Die Kontrolleure sollen in weiteren Bereichen befähigt werden
Anders als bei IP-Suisse stellt sich für die Knospe die EU-Äquivalenz als zusätzliches Hindernis bei der Vereinfachung in den Weg. «Eine Bio-Kontrolle pro Jahr ist Vorschrift», erklärt Bio-Suisse-Präsident Urs Brändli. Man wolle aber prüfen, ob solche jährlichen Kontrollen nur durch Prüfung von Daten statt mit einem Betriebsbesuch abgedeckt werden könnten, zumal bei risikoarmen oder langjährig unveränderten Höfen. «In manchen Kantonen übernehmen Bio-Kontrolleure bereits heute auch andere Bereiche, etwa den Gewässerschutz», ergänzt Brändli. Es könne den Job des Kontrolleurs attraktiver machen, wenn das Personal in dieser Weise mit einer harmonisierten Aus- und Weiterbildung schweizweit befähigt werden könnte.
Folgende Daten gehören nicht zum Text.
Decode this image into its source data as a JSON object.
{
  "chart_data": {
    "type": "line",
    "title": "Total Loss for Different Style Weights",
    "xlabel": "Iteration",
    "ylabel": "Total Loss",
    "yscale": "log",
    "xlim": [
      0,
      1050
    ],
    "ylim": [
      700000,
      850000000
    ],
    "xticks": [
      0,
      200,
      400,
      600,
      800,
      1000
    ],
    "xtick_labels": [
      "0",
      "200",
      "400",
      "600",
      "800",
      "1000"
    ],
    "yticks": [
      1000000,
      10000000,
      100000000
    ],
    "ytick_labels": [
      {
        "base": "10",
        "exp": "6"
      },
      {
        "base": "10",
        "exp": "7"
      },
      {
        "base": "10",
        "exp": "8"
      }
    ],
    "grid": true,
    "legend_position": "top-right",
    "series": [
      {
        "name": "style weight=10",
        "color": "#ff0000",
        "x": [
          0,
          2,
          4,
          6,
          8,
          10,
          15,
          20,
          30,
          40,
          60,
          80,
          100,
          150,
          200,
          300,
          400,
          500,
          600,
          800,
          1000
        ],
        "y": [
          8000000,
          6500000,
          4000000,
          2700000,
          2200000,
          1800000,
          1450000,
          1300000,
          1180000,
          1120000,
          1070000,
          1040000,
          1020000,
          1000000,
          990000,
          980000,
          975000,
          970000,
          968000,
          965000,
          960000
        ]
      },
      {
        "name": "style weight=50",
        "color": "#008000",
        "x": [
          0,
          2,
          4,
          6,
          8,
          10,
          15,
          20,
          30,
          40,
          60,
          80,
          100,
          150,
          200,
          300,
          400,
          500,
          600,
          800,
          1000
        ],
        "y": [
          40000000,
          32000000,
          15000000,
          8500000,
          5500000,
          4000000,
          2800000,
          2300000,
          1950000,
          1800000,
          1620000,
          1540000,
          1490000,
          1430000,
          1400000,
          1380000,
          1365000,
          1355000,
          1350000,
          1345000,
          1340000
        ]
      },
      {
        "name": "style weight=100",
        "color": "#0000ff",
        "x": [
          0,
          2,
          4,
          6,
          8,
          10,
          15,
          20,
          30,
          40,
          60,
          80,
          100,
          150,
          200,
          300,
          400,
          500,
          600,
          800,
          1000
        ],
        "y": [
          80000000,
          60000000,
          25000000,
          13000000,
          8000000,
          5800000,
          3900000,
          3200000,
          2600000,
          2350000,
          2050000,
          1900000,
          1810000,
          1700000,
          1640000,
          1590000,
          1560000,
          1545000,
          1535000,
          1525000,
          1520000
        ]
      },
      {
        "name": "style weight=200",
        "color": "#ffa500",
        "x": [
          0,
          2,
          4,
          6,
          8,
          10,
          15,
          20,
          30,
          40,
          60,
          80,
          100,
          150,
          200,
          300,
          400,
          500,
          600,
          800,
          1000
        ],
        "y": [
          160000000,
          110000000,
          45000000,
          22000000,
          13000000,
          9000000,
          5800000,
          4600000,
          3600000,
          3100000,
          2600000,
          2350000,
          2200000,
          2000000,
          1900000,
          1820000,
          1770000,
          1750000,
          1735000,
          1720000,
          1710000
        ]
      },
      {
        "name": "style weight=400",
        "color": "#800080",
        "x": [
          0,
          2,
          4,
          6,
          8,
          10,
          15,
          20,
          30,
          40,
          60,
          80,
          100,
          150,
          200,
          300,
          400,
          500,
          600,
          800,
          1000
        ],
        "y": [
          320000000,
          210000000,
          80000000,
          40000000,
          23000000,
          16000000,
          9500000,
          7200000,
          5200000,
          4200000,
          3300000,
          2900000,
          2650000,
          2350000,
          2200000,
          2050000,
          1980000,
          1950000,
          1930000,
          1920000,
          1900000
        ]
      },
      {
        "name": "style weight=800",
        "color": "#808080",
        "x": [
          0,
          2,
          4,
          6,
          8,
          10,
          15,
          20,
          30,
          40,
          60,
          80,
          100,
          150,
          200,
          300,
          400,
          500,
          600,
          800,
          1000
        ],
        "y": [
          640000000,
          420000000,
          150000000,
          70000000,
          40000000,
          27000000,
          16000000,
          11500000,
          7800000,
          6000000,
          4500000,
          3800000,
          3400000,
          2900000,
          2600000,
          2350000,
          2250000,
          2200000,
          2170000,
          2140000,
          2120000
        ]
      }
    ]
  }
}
Hilfreich fände Brändli zudem eine stärkere Sensibilisierung für das Zwischenmenschliche. «Manchmal ist es schwierig, das habe ich auf meinem Betrieb auch schon erlebt.» Aufmerksame und verständige Kontrolleure würden zur besseren Akzeptanz des Kontrollwesens beitragen, denkt er. «Die Mehrheit der Betriebe ist sich allerdings bewusst, dass die Kontrollen die Glaubwürdigkeit und somit das Überleben der Knospe sichern.»
In dieser Art argumentiert auch der SBV-Präsident. «Wir wollen Kontrollen, aber der Aufwand muss für alle Beteiligten zu stemmen sein», stellte Ritter im Bernerhof klar.